CACIM’s primary resource is its membership and the experience of the activities it has undertaken over the past some years. In addition, it has a library and a small office in New Delhi, and two webspaces that it maintains. It works on the basis of sales from publication sales, fellowships, grants, and solidarity donations. It is seeking resources for carrying out its work.
In terms of membership, at present CACIM is made up of a core of two people and with an associate circle of several more scattered in various parts of India and some in other countries :
Present Directors : Sanjib Baruah (New York and Guwahati), Jai Sen (New Delhi and Kathmandu).
Core team : Madhuresh Kumar (New Delhi), and Jai Sen (Delhi and Kathmandu); supported by Subramanya Sastry (Bangalore).
Associates : Prashant Bhushan, New Delhi; T B Dinesh (Servelots), Bangalore; Kishan Kaljayee (Bharatiya Gyanpeeth), Delhi; Manju Menon (Kalpavriksh), Pune; Arvind Nair (A K Nair & Co), New Delhi; Leo Saldanha (Environment Support Group), Bangalore; and Subramanya Sastry (Environment Support Group), Bangalore, Kalyani Menon Sen (Jagori), New Delhi.

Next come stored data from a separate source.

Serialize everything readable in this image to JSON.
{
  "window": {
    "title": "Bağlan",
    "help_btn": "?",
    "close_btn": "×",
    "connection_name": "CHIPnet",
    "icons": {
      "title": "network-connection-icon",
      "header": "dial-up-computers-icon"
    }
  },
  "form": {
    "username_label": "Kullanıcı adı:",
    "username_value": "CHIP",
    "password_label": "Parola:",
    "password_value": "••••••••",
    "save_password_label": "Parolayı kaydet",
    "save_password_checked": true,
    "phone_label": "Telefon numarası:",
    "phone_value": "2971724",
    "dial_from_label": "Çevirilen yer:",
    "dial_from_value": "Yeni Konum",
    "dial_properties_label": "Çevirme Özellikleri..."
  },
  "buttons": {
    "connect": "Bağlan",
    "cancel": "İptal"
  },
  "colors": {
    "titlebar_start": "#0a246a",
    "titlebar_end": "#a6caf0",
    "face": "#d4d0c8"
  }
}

CA – Critical Action Members : Prashant Bhushan, (lawyer and author, New Delhi); Jeremy Brecher, (historian and author, West Cornwall, Connecticut, USA); Sundar Chaterji, (communicator, actor, and film and television director/producer, Chennai, India); Tim Costello, (trade unionist and author, Cambridge, Mass, USA; Dave Ranney, public affairs policy activist and author, Chicago); Leo Saldanha, (environmentalist, Bangalore, India); Jai Sen, (architect, campaignist, and researcher, New Delhi, India); David Szanton, (anthropologist and programme development consultant, Berkeley, California, USA and Johannesburg, South Africa); Wiert Wiertsema (environmentalist and public affairs policy activist, Amsterdam, The Netherlands) and Leah Wise (union organiser and civil rights activist, Durham, North Carolina, USA).
CACIM’s library consists of the extensive private collection of movement-related documents belonging to Jai Sen (some 10,000 documents) and also the part it has retained of the major development- and movement-related library that Unnayan gifted to CACIM during 2005 (some 3,000 documents). It has started on the project of digitalising its indexing system, and also of uploading documents onto the webspaces it works with.